Released GH acts at hepatic GH receptors to induce insulin-like growth factor 1 (IGF-1) production, which mediates most of the systemic anabolic effects of GH. Negative feedback from IGF-1 and from GH itself closes the loop at the hypothalamic level. The pulsatility of release is not incidental — sustained, non-pulsatile elevation of GH is pharmacologically and clinically distinct from physiological pulsatile GH and carries a different side-effect profile.
The axis at a glance
- Hypothalamus releases GHRH (and somatostatin, which is inhibitory).
- Anterior pituitary somatotropes release GH in pulses.
- GH acts on the liver to produce IGF-1.
- IGF-1 mediates many anabolic effects of GH.
- Feedback from IGF-1 and GH suppresses hypothalamic GHRH.
Peptide interactions claimed in the literature
- GHRH analogues — e.g. tesamorelin, CJC-1295. Bind GHRH receptors on somatotropes and stimulate endogenous GH release. Tesamorelin is the only GHRH analogue with FDA/EMA approval (HIV-associated lipodystrophy).
- GH secretagogues / GHRPs — e.g. ipamorelin. Bind GHSR-1a and stimulate GH release through a different pathway. The most-studied combination in this class is GHRH-analogue + GHRP, which has been investigated for synergistic pulse amplification.
- Lipolytic GH fragments — e.g. AOD-9604. Derived from the C-terminal region of GH, claimed to have lipolytic action without systemic IGF-1 elevation.
Evidence status
Human evidence: strongest for tesamorelin in the approved HIV-lipodystrophy indication (multiple Phase III trials). CJC-1295 and ipamorelin have small-trial human PK and GH-release data but no regulator-approved indication. AOD-9604 has human trial data in obesity contexts but failed to demonstrate meaningful clinical efficacy and was not pursued to approval.
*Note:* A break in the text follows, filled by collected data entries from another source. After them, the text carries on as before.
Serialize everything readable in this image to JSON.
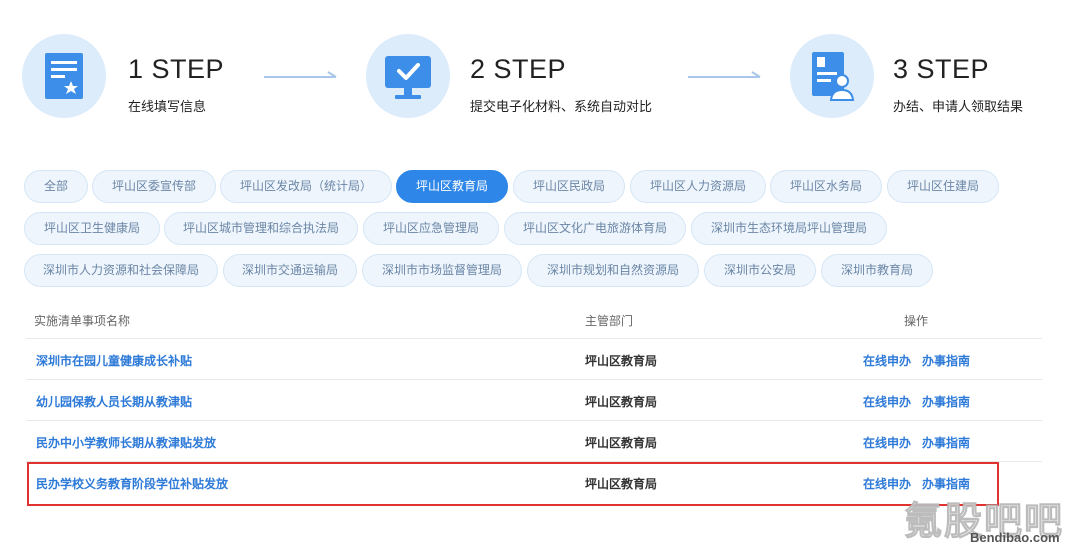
{
  "steps": [
    {
      "number": "1 STEP",
      "desc": "在线填写信息"
    },
    {
      "number": "2 STEP",
      "desc": "提交电子化材料、系统自动对比"
    },
    {
      "number": "3 STEP",
      "desc": "办结、申请人领取结果"
    }
  ],
  "tags": [
    {
      "label": "全部"
    },
    {
      "label": "坪山区委宣传部"
    },
    {
      "label": "坪山区发改局（统计局）"
    },
    {
      "label": "坪山区教育局"
    },
    {
      "label": "坪山区民政局"
    },
    {
      "label": "坪山区人力资源局"
    },
    {
      "label": "坪山区水务局"
    },
    {
      "label": "坪山区住建局"
    },
    {
      "label": "坪山区卫生健康局"
    },
    {
      "label": "坪山区城市管理和综合执法局"
    },
    {
      "label": "坪山区应急管理局"
    },
    {
      "label": "坪山区文化广电旅游体育局"
    },
    {
      "label": "深圳市生态环境局坪山管理局"
    },
    {
      "label": "深圳市人力资源和社会保障局"
    },
    {
      "label": "深圳市交通运输局"
    },
    {
      "label": "深圳市市场监督管理局"
    },
    {
      "label": "深圳市规划和自然资源局"
    },
    {
      "label": "深圳市公安局"
    },
    {
      "label": "深圳市教育局"
    }
  ],
  "table": {
    "headers": {
      "name": "实施清单事项名称",
      "dept": "主管部门",
      "ops": "操作"
    },
    "rows": [
      {
        "name": "深圳市在园儿童健康成长补贴",
        "dept": "坪山区教育局",
        "op1": "在线申办",
        "op2": "办事指南"
      },
      {
        "name": "幼儿园保教人员长期从教津贴",
        "dept": "坪山区教育局",
        "op1": "在线申办",
        "op2": "办事指南"
      },
      {
        "name": "民办中小学教师长期从教津贴发放",
        "dept": "坪山区教育局",
        "op1": "在线申办",
        "op2": "办事指南"
      },
      {
        "name": "民办学校义务教育阶段学位补贴发放",
        "dept": "坪山区教育局",
        "op1": "在线申办",
        "op2": "办事指南"
      }
    ]
  },
  "watermark": {
    "big": "氪股吧吧",
    "small": "Bendibao.com"
  },
  "colors": {
    "accent": "#2d86e8",
    "link": "#2d7ad8",
    "tag_bg": "#eef5fc",
    "highlight": "#e0322e"
  }
}
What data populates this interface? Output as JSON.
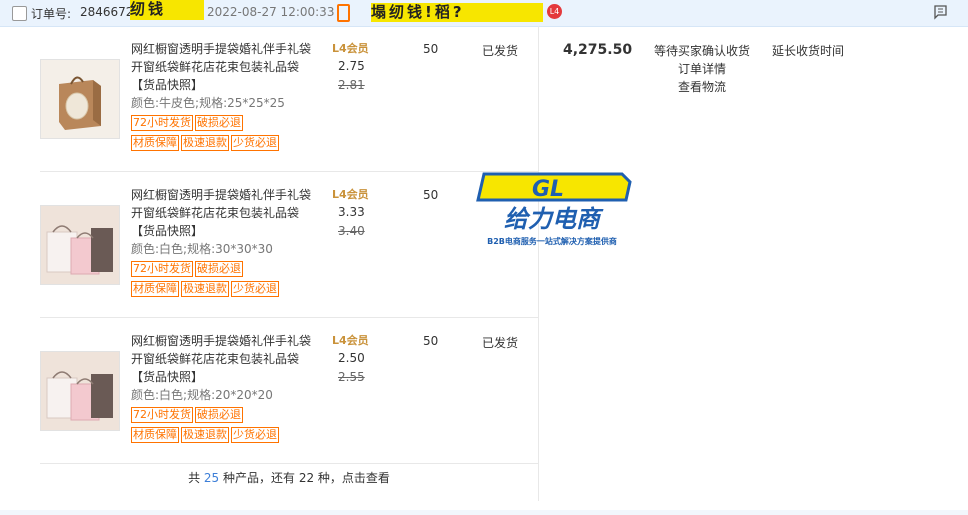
{
  "header": {
    "order_label": "订单号:",
    "order_no": "2846672",
    "seller_name": "纫钱",
    "datetime": "2022-08-27 12:00:33",
    "shop_name": "塌纫钱!稻?",
    "shop_badge": "L4"
  },
  "products": [
    {
      "title": "网红橱窗透明手提袋婚礼伴手礼袋开窗纸袋鲜花店花束包装礼品袋 【货品快照】",
      "spec": "颜色:牛皮色;规格:25*25*25",
      "tags": [
        "72小时发货",
        "破损必退",
        "材质保障",
        "极速退款",
        "少货必退"
      ],
      "level": "L4会员",
      "price": "2.75",
      "original_price": "2.81",
      "quantity": "50",
      "status": "已发货"
    },
    {
      "title": "网红橱窗透明手提袋婚礼伴手礼袋开窗纸袋鲜花店花束包装礼品袋 【货品快照】",
      "spec": "颜色:白色;规格:30*30*30",
      "tags": [
        "72小时发货",
        "破损必退",
        "材质保障",
        "极速退款",
        "少货必退"
      ],
      "level": "L4会员",
      "price": "3.33",
      "original_price": "3.40",
      "quantity": "50",
      "status": ""
    },
    {
      "title": "网红橱窗透明手提袋婚礼伴手礼袋开窗纸袋鲜花店花束包装礼品袋 【货品快照】",
      "spec": "颜色:白色;规格:20*20*20",
      "tags": [
        "72小时发货",
        "破损必退",
        "材质保障",
        "极速退款",
        "少货必退"
      ],
      "level": "L4会员",
      "price": "2.50",
      "original_price": "2.55",
      "quantity": "50",
      "status": "已发货"
    }
  ],
  "summary": {
    "prefix": "共",
    "count": "25",
    "suffix": "种产品，还有 22 种，点击查看"
  },
  "order": {
    "total": "4,275.50",
    "status": "等待买家确认收货",
    "link_detail": "订单详情",
    "link_logistics": "查看物流",
    "extend_receive": "延长收货时间"
  },
  "watermark": {
    "logo_text": "GL",
    "name": "给力电商",
    "slogan": "B2B电商服务一站式解决方案提供商"
  },
  "colors": {
    "header_bg": "#eaf3fd",
    "tag": "#ff7300",
    "mask_yellow": "#f7e600",
    "link_blue": "#3d7fd8",
    "watermark_blue": "#1f5fb0"
  },
  "icons": {
    "checkbox": "checkbox-icon",
    "phone": "phone-icon",
    "shop_badge": "shop-level-badge",
    "flag": "flag-icon"
  }
}
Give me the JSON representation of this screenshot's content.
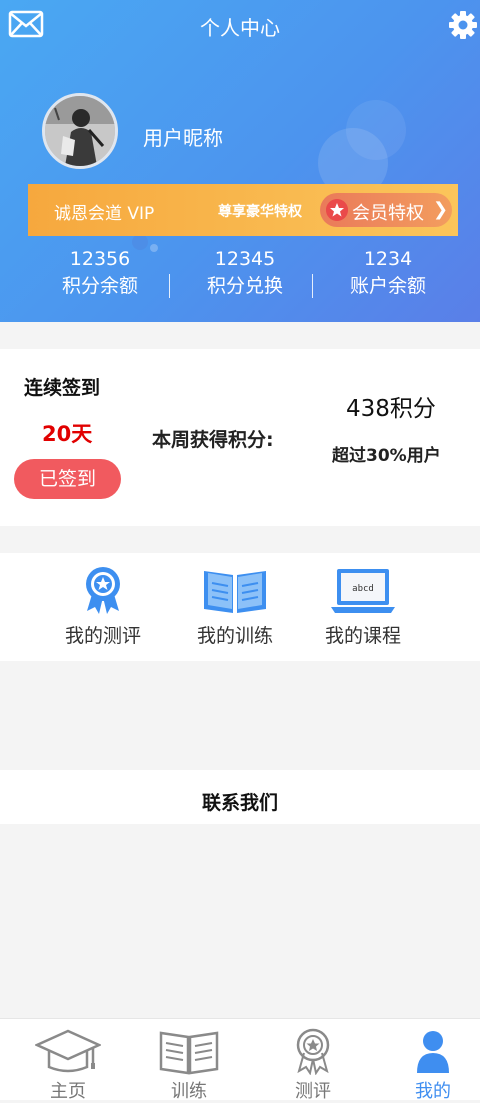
{
  "header": {
    "title": "个人中心",
    "nickname": "用户昵称"
  },
  "vip": {
    "text": "诚恩会道 VIP",
    "privilege": "尊享豪华特权",
    "button_label": "会员特权",
    "button_arrow": "❯"
  },
  "stats": [
    {
      "value": "12356",
      "label": "积分余额"
    },
    {
      "value": "12345",
      "label": "积分兑换"
    },
    {
      "value": "1234",
      "label": "账户余额"
    }
  ],
  "checkin": {
    "label": "连续签到",
    "days": "20天",
    "button": "已签到",
    "week_label": "本周获得积分:",
    "points": "438积分",
    "beat": "超过30%用户"
  },
  "shortcuts": [
    {
      "label": "我的测评",
      "icon": "ribbon-award-icon"
    },
    {
      "label": "我的训练",
      "icon": "open-book-icon"
    },
    {
      "label": "我的课程",
      "icon": "laptop-abcd-icon"
    }
  ],
  "laptop_screen_text": "abcd",
  "contact": {
    "label": "联系我们"
  },
  "tabbar": [
    {
      "label": "主页",
      "icon": "graduation-cap-icon",
      "active": false
    },
    {
      "label": "训练",
      "icon": "book-icon",
      "active": false
    },
    {
      "label": "测评",
      "icon": "award-icon",
      "active": false
    },
    {
      "label": "我的",
      "icon": "user-icon",
      "active": true
    }
  ],
  "colors": {
    "header_blue": "#4c94ee",
    "vip_orange": "#f6a83e",
    "signed_button": "#f15a5f",
    "days_red": "#e10000",
    "active_tab": "#3f8ef0"
  }
}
Preclinical evidence: abundant for all GH-axis peptides in this class, dominated by rodent GH-release pharmacology and body-composition studies. Translation to human clinical outcomes is the usual constraint — see animal vs human evidence.
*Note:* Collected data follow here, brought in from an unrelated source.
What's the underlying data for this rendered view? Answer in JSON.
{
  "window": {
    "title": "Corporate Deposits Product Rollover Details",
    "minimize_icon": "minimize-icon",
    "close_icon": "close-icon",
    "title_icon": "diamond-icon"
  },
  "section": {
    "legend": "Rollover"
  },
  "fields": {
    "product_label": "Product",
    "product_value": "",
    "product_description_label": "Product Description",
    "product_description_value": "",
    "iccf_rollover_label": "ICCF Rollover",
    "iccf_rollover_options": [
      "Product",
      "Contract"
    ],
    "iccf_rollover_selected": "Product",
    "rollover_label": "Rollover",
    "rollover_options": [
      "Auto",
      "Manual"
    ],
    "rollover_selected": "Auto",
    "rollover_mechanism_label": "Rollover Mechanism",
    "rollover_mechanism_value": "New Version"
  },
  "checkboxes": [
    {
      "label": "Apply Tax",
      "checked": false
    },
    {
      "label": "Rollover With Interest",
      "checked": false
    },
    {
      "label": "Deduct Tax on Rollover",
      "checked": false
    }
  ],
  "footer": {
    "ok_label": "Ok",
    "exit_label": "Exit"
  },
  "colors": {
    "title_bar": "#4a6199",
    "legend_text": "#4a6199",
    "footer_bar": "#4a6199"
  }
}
Critical caveat: stimulating endogenous GH release is not the same as administering recombinant GH. Effect size, pulsatility, and downstream IGF-1 levels differ. Many human studies in this class report modest, indirect endpoints (waist circumference, fat-free mass) rather than functional outcomes.
Regulatory sensitivity
Recombinant GH itself is a prescription-only medicine. GHRH analogues and GHRPs are unapproved in the UK for any indication other than tesamorelin's narrow approval elsewhere. The class is also heavily scrutinised under anti-doping rules — peptide GH secretagogues are explicitly prohibited under WADA.